Question:
Just got my BiPAP yesterday (diagnosis: sleep apnea w/hypoxia). It's a
hassle to wear it and try to sleep, but I'm determined I'm going to master
the thing. Since my mean stretches of no breathing were 26 seconds, and my
longest stretch was 78 seconds without a breath, I figure I'd better master
the thing--or else.
In discussing my situation with the respiratory therapist, yesterday, she
said the thing that was most troublesome to her was that my oxygen
saturations went down to 71%. She was quite alarmed over this and told me
that if that happened while I was in the hospital, they'd intubate me.
I guess I'm in worse shape than I'd originally thought. I really kind of
expected they were going to tell me I didn't have sleep apnea, much less
w/hypoxia. The only time I'd ever been told I snored was when I've been
congested. I knew I didn't sleep well, and I knew I tossed and turned a lot
during the night, but you could have knocked me over with a feather when I
got this news.
After more than 16 years of searching for answers, I think (hope!) I'm
finally on the right track!
Answer:
Mebbe Im wrong but I think hypoxia often happens with apnea. mine was
something like 78 and yes its a strong motivator. Been on APAP abt a
year now, so far so good.
I think it probably does often happen with apnea, but evidently not always.

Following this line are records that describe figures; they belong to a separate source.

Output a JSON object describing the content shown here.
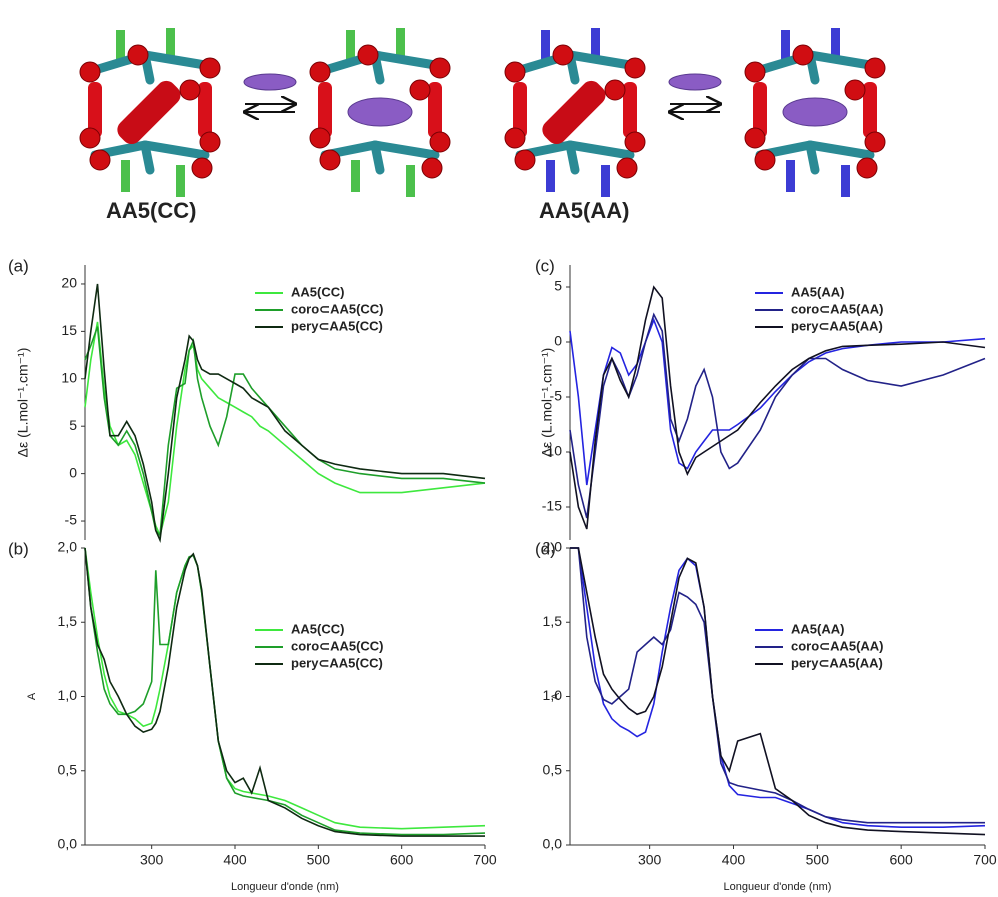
{
  "illustration": {
    "labels": [
      {
        "main": "AA5",
        "ligand": "(CC)",
        "main_color": "#e8141e",
        "ligand_color": "#2db52d"
      },
      {
        "main": "AA5",
        "ligand": "(AA)",
        "main_color": "#e8141e",
        "ligand_color": "#1a1acc"
      }
    ]
  },
  "chart_data": [
    {
      "type": "line",
      "panel_label": "(a)",
      "y_label": "Δε (L.mol⁻¹.cm⁻¹)",
      "legend": "upper right",
      "x": [
        220,
        227,
        235,
        243,
        250,
        260,
        270,
        280,
        290,
        300,
        305,
        310,
        320,
        330,
        340,
        345,
        350,
        355,
        360,
        370,
        380,
        390,
        400,
        410,
        420,
        430,
        440,
        460,
        480,
        500,
        520,
        550,
        600,
        650,
        700
      ],
      "xlim": [
        220,
        700
      ],
      "ylim": [
        -7,
        22
      ],
      "yticks": [
        -5,
        0,
        5,
        10,
        15,
        20
      ],
      "series": [
        {
          "name": "AA5(CC)",
          "color": "#3ee83e",
          "values": [
            7,
            12,
            16,
            9,
            5,
            3,
            3.5,
            2,
            -1,
            -4,
            -5.5,
            -6.5,
            -3,
            5,
            11,
            13,
            13.5,
            11,
            10,
            9,
            8,
            7.5,
            7,
            6.5,
            6,
            5,
            4.5,
            3,
            1.5,
            0,
            -1,
            -2,
            -2,
            -1.5,
            -1
          ]
        },
        {
          "name": "coro⊂AA5(CC)",
          "color": "#1e9e2a",
          "values": [
            12,
            13.5,
            15.5,
            8,
            4,
            3,
            4.5,
            3,
            0,
            -4,
            -6,
            -6.5,
            3,
            9,
            9.5,
            13,
            14,
            10,
            8,
            5,
            3,
            6,
            10.5,
            10.5,
            9,
            8,
            7,
            5,
            3,
            1.5,
            0.5,
            0,
            -0.5,
            -0.5,
            -1
          ]
        },
        {
          "name": "pery⊂AA5(CC)",
          "color": "#0f2a12",
          "values": [
            10,
            15,
            20,
            11,
            4,
            4,
            5.5,
            4,
            1,
            -3,
            -6,
            -7,
            0,
            8,
            12,
            14.5,
            14,
            12,
            11,
            10.5,
            10.5,
            10,
            9.5,
            9,
            8,
            7.5,
            7,
            4.5,
            3,
            1.5,
            1,
            0.5,
            0,
            0,
            -0.5
          ]
        }
      ]
    },
    {
      "type": "line",
      "panel_label": "(b)",
      "y_label": "A",
      "x_label": "Longueur d'onde (nm)",
      "legend": "center right",
      "x": [
        220,
        227,
        235,
        243,
        250,
        260,
        270,
        280,
        290,
        300,
        305,
        310,
        320,
        330,
        340,
        345,
        350,
        355,
        360,
        370,
        380,
        390,
        400,
        410,
        420,
        430,
        440,
        460,
        480,
        500,
        520,
        550,
        600,
        650,
        700
      ],
      "xlim": [
        220,
        700
      ],
      "ylim": [
        0,
        2
      ],
      "xticks": [
        300,
        400,
        500,
        600,
        700
      ],
      "yticks": [
        {
          "value": 0,
          "label": "0,0"
        },
        {
          "value": 0.5,
          "label": "0,5"
        },
        {
          "value": 1,
          "label": "1,0"
        },
        {
          "value": 1.5,
          "label": "1,5"
        },
        {
          "value": 2,
          "label": "2,0"
        }
      ],
      "series": [
        {
          "name": "AA5(CC)",
          "color": "#3ee83e",
          "values": [
            2,
            1.7,
            1.4,
            1.15,
            1,
            0.9,
            0.88,
            0.85,
            0.8,
            0.82,
            0.92,
            1.05,
            1.35,
            1.7,
            1.88,
            1.94,
            1.95,
            1.88,
            1.7,
            1.2,
            0.7,
            0.45,
            0.38,
            0.36,
            0.35,
            0.34,
            0.33,
            0.3,
            0.25,
            0.2,
            0.15,
            0.12,
            0.11,
            0.12,
            0.13
          ]
        },
        {
          "name": "coro⊂AA5(CC)",
          "color": "#1e9e2a",
          "values": [
            2,
            1.6,
            1.3,
            1.05,
            0.95,
            0.88,
            0.88,
            0.9,
            0.95,
            1.1,
            1.85,
            1.35,
            1.35,
            1.7,
            1.88,
            1.94,
            1.95,
            1.88,
            1.7,
            1.2,
            0.7,
            0.45,
            0.35,
            0.33,
            0.32,
            0.31,
            0.3,
            0.27,
            0.2,
            0.15,
            0.1,
            0.08,
            0.07,
            0.07,
            0.08
          ]
        },
        {
          "name": "pery⊂AA5(CC)",
          "color": "#0f2a12",
          "values": [
            2,
            1.6,
            1.35,
            1.25,
            1.1,
            1,
            0.88,
            0.8,
            0.76,
            0.78,
            0.82,
            0.9,
            1.2,
            1.6,
            1.85,
            1.93,
            1.96,
            1.88,
            1.72,
            1.2,
            0.7,
            0.5,
            0.42,
            0.45,
            0.35,
            0.52,
            0.3,
            0.25,
            0.18,
            0.13,
            0.09,
            0.07,
            0.06,
            0.06,
            0.06
          ]
        }
      ]
    },
    {
      "type": "line",
      "panel_label": "(c)",
      "y_label": "Δε (L.mol⁻¹.cm⁻¹)",
      "legend": "upper right",
      "x": [
        205,
        215,
        225,
        235,
        245,
        255,
        265,
        275,
        285,
        295,
        305,
        315,
        325,
        335,
        345,
        355,
        365,
        375,
        385,
        395,
        405,
        432,
        450,
        470,
        490,
        510,
        530,
        560,
        600,
        650,
        700
      ],
      "xlim": [
        205,
        700
      ],
      "ylim": [
        -18,
        7
      ],
      "yticks": [
        -15,
        -10,
        -5,
        0,
        5
      ],
      "series": [
        {
          "name": "AA5(AA)",
          "color": "#2424e0",
          "values": [
            1,
            -5,
            -13,
            -8,
            -3,
            -0.5,
            -1,
            -3,
            -2,
            0,
            2,
            0,
            -8,
            -11,
            -11.5,
            -10,
            -9,
            -8,
            -8,
            -8,
            -7.5,
            -6,
            -4.5,
            -3,
            -1.8,
            -1,
            -0.6,
            -0.3,
            0,
            0,
            0.3
          ]
        },
        {
          "name": "coro⊂AA5(AA)",
          "color": "#222288",
          "values": [
            -8,
            -13,
            -16,
            -10,
            -4,
            -1.5,
            -3,
            -5,
            -3,
            0,
            2.5,
            1,
            -7,
            -9,
            -7,
            -4,
            -2.5,
            -5,
            -10,
            -11.5,
            -11,
            -8,
            -5,
            -3,
            -1.5,
            -1.5,
            -2.5,
            -3.5,
            -4,
            -3,
            -1.5
          ]
        },
        {
          "name": "pery⊂AA5(AA)",
          "color": "#111122",
          "values": [
            -10,
            -15,
            -17,
            -9,
            -3,
            -1.5,
            -3.5,
            -5,
            -2,
            2,
            5,
            4,
            -4,
            -10,
            -12,
            -10.5,
            -10,
            -9.5,
            -9,
            -8.5,
            -8,
            -5.5,
            -4,
            -2.5,
            -1.5,
            -0.8,
            -0.4,
            -0.3,
            -0.2,
            0,
            -0.5
          ]
        }
      ]
    },
    {
      "type": "line",
      "panel_label": "(d)",
      "y_label": "A",
      "x_label": "Longueur d'onde (nm)",
      "legend": "center right",
      "x": [
        205,
        215,
        225,
        235,
        245,
        255,
        265,
        275,
        285,
        295,
        305,
        315,
        325,
        335,
        345,
        355,
        365,
        375,
        385,
        395,
        405,
        432,
        450,
        470,
        490,
        510,
        530,
        560,
        600,
        650,
        700
      ],
      "xlim": [
        205,
        700
      ],
      "ylim": [
        0,
        2
      ],
      "xticks": [
        300,
        400,
        500,
        600,
        700
      ],
      "yticks": [
        {
          "value": 0,
          "label": "0,0"
        },
        {
          "value": 0.5,
          "label": "0,5"
        },
        {
          "value": 1,
          "label": "1,0"
        },
        {
          "value": 1.5,
          "label": "1,5"
        },
        {
          "value": 2,
          "label": "2,0"
        }
      ],
      "series": [
        {
          "name": "AA5(AA)",
          "color": "#2424e0",
          "values": [
            2,
            2,
            1.6,
            1.2,
            0.95,
            0.85,
            0.8,
            0.77,
            0.73,
            0.76,
            0.95,
            1.3,
            1.6,
            1.85,
            1.93,
            1.88,
            1.6,
            1,
            0.6,
            0.4,
            0.34,
            0.32,
            0.32,
            0.28,
            0.24,
            0.19,
            0.15,
            0.13,
            0.12,
            0.12,
            0.13
          ]
        },
        {
          "name": "coro⊂AA5(AA)",
          "color": "#222288",
          "values": [
            2,
            2,
            1.4,
            1.1,
            0.98,
            0.95,
            1,
            1.05,
            1.3,
            1.35,
            1.4,
            1.35,
            1.45,
            1.7,
            1.67,
            1.62,
            1.5,
            1,
            0.55,
            0.42,
            0.4,
            0.37,
            0.35,
            0.3,
            0.24,
            0.19,
            0.17,
            0.15,
            0.15,
            0.15,
            0.15
          ]
        },
        {
          "name": "pery⊂AA5(AA)",
          "color": "#111122",
          "values": [
            2,
            2,
            1.7,
            1.4,
            1.15,
            1.05,
            0.98,
            0.92,
            0.88,
            0.9,
            1,
            1.2,
            1.5,
            1.8,
            1.93,
            1.9,
            1.6,
            1,
            0.6,
            0.5,
            0.7,
            0.75,
            0.38,
            0.3,
            0.2,
            0.15,
            0.12,
            0.1,
            0.09,
            0.08,
            0.07
          ]
        }
      ]
    }
  ]
}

My DH had a study the night after I had my first one, and he has no
hypopnea--just the sleep apnea.
I'm glad to hear you're feeling you've had good results. I really hope I
can say the same. Nurse warned me not to expect great improvement for maybe
six months because "you're so messed up."
I felt a bit more energetic this a.m.--until my usual nap time. Then it hit
me like a ton of bricks, as usual. Hoping I won't always have to go down
for an afternoon nap. Really cuts into the productive time at work.
(Although I work at home; no work, no $$$.).
I guess that you meant hypoxia here - hypopnoea is a reduction in
ventilation of 50-75% and apnoea is more than 75%. These definitions
are made for consistency purposes for diagnosis and treatment, but of
course the numbers are kind of arbitrary. For example, might there be
some effect if there is a reduction of 49.5%? Possibly - there has to
be a line drawn somewhere for consistency.
Hypoxia to whatever extent can happen as a result of these and one test
that is commonly done is to use a finger probe recording oximeter while
the patient sleeps. It may be that your nurse/doctor will suggest
this for you in order to measure the effectiveness of the therapy.
basically it's a non-invasive little probe that clips or tapes to the
finger and connects to a little instrument. This then records oxygen
saturation during the night.
It can be that long, might be less. It makes sense for her to set
expectations fairly low, then if it is faster, you will be pleasantly
surprised.
You might want to have a look at references to sleep hygiene and sleep
debt. Almost certainly you will have built up the latter, and feeling
the need for an afternoon nap is a classical apnoea effect.
It's worth looking at whether there are any sleep hygiene things you
can do, but again don't try to change too many things too quickly if it
makes you uncomfortable - some will just happen naturally anyway.
Other changes can be more subtle because of improved oxygen etc.